Thermodynamic performance analysis of the rotating detonative airbreathing combined cycle engine

Abstract

A configuration is presented for the rotating detonative airbreathing combined cycle engine with compatibility between the turbomachinery and rotating detonation combustor being realized. Two propulsion units are merged to achieve three different operating modes, which provides a favorable propulsion choice for advanced full range and trans-aerosphere vehicles. For the vehicle taking off from the ground, the engine operates at turbojet mode until the thrust demand could not be satisfied.
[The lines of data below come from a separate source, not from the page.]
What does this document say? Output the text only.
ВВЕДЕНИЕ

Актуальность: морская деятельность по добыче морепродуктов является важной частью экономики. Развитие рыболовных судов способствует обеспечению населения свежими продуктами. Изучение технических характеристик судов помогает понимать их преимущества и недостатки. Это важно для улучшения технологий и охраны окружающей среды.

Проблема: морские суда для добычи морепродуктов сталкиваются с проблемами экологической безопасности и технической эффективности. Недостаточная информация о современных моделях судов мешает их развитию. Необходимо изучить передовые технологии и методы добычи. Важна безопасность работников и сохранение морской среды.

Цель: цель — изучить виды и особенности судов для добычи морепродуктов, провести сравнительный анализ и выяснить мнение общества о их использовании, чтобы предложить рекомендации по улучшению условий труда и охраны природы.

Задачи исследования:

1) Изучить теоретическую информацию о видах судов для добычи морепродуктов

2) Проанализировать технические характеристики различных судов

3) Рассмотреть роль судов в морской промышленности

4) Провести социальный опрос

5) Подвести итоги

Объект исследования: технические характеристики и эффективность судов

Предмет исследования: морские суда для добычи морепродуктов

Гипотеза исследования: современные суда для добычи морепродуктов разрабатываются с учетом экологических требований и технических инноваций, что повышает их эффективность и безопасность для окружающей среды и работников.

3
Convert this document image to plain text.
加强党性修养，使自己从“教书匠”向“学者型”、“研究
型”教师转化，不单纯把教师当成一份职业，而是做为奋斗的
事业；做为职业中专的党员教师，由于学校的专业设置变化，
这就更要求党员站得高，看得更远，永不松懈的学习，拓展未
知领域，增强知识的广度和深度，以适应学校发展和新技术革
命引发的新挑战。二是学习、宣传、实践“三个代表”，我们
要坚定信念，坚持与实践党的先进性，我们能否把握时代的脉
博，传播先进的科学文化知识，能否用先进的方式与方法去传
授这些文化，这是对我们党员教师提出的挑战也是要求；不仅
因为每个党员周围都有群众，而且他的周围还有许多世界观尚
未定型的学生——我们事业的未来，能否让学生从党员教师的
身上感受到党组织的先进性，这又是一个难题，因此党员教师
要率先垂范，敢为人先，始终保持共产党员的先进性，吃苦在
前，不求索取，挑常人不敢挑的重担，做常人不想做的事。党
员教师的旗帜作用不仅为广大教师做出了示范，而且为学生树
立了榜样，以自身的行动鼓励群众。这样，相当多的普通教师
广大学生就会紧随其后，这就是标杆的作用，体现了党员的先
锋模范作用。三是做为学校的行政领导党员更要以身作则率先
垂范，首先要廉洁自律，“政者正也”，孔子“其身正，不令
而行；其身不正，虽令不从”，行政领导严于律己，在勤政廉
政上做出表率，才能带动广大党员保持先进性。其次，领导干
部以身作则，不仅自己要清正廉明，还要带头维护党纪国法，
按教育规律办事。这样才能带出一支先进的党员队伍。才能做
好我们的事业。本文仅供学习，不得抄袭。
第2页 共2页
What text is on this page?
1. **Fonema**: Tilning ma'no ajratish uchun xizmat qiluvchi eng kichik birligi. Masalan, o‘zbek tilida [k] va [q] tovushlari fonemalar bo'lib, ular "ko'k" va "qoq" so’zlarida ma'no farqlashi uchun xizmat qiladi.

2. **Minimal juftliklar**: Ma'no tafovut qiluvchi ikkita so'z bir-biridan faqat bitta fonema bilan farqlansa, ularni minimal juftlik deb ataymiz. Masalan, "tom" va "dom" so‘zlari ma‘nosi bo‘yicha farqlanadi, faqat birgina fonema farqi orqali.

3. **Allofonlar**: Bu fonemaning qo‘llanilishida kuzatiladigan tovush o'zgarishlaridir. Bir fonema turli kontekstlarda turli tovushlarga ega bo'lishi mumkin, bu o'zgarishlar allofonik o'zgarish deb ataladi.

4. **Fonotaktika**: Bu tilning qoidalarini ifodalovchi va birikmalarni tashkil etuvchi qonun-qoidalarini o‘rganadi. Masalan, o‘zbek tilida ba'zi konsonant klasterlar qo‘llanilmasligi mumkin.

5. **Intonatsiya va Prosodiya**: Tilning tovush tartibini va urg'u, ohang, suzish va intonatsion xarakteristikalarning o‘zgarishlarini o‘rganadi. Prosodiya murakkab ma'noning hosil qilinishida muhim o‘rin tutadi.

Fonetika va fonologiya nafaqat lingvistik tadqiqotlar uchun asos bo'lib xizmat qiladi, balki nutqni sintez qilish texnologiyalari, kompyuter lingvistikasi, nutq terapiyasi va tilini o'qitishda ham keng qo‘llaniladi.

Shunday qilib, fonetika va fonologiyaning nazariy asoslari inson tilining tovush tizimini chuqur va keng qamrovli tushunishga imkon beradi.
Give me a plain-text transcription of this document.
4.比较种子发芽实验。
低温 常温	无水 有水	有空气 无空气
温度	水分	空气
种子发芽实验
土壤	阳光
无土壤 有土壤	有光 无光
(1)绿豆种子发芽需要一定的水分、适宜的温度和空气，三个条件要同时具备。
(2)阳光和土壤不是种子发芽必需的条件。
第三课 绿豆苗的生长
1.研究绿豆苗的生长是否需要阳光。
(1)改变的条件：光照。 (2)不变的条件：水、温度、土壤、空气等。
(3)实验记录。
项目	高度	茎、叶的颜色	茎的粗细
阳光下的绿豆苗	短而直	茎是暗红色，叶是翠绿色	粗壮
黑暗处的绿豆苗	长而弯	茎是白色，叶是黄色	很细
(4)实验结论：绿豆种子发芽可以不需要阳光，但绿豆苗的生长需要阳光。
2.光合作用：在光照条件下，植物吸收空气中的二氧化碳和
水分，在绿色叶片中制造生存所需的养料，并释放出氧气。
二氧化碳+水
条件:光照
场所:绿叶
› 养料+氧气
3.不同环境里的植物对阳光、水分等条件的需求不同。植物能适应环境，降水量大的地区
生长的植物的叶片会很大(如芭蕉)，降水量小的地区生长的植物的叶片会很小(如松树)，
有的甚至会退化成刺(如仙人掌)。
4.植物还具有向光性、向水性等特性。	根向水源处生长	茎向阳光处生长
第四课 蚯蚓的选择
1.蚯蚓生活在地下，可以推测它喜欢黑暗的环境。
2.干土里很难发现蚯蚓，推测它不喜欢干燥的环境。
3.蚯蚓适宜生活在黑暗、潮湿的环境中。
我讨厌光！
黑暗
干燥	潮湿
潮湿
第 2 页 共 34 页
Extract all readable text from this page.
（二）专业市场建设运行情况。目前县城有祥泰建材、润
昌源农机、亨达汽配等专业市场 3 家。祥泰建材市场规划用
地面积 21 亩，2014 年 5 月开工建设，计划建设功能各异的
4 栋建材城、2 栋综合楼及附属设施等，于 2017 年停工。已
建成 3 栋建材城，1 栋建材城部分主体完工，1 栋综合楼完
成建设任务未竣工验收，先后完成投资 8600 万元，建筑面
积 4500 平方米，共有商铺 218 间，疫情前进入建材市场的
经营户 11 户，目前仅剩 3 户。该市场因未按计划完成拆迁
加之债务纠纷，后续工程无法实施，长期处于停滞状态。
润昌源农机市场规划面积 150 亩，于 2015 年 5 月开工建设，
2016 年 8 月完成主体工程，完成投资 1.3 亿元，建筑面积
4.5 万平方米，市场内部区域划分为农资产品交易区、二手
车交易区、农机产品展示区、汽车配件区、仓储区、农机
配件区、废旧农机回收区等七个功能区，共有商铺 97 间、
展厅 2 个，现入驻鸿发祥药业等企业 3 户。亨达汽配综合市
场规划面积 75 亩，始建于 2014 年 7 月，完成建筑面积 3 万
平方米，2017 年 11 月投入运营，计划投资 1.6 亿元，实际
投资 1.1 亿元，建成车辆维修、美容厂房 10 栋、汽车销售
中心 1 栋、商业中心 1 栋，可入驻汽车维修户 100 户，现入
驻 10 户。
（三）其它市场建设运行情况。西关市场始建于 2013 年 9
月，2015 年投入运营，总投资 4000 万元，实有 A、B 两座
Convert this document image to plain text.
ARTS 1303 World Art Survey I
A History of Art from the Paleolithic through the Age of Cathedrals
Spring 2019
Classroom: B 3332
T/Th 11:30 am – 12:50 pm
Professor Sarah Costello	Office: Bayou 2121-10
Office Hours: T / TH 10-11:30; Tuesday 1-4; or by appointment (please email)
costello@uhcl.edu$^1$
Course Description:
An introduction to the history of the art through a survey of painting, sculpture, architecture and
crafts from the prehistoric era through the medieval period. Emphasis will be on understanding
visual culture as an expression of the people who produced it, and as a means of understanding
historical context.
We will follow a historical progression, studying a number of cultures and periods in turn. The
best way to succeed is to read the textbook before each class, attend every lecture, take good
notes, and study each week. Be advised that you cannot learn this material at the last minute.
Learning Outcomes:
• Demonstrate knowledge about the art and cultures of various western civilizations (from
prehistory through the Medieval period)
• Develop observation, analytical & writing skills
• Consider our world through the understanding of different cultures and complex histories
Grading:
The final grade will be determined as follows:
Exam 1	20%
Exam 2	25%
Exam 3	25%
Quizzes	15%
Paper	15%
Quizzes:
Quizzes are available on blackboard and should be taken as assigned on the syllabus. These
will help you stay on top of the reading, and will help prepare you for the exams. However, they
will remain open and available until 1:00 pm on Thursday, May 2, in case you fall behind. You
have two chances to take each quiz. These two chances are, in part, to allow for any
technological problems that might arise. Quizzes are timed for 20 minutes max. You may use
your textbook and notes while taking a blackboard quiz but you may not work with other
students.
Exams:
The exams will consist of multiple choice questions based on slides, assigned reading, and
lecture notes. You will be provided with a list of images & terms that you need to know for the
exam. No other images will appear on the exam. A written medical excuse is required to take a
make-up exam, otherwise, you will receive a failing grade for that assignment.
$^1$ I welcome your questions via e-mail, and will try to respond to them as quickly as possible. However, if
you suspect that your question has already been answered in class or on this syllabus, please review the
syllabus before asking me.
Then the ramjet unit ignites and the operating mode turns into transition mode, during which the ratio of the thrust generated by ramjet unit to the total thrust increases with an increase in Ma0. When the ratio reaches 1.0, the engine transforms into the ramjet mode. Thereafter, a mode transition strategy with the thrust and freestream mass flowrate remaining constant is proposed for the combined cycle engine, based on the steady state characteristics of turbine and ramjet units. Furthermore, the parametric performance simulation model of the engine is developed to verify the potential performance improvements generated by the application of rotating detonation technology, and analyze the application characteristics of the mode transition strategy formulated in this study. It is shown the lower initial Mach numbers of mode transition result in higher values of equivalent specific thrust but lower values of equivalent specific impulse during the transition mode. For the detonative combined cycle engine, the minimum value of initial Mach number of mode transition is below 2.0, which is much lower than that of the conventional turbine based combined cycle engine. Therefore, the performance during transition mode is expected to be improved with the application of rotating detonation technology.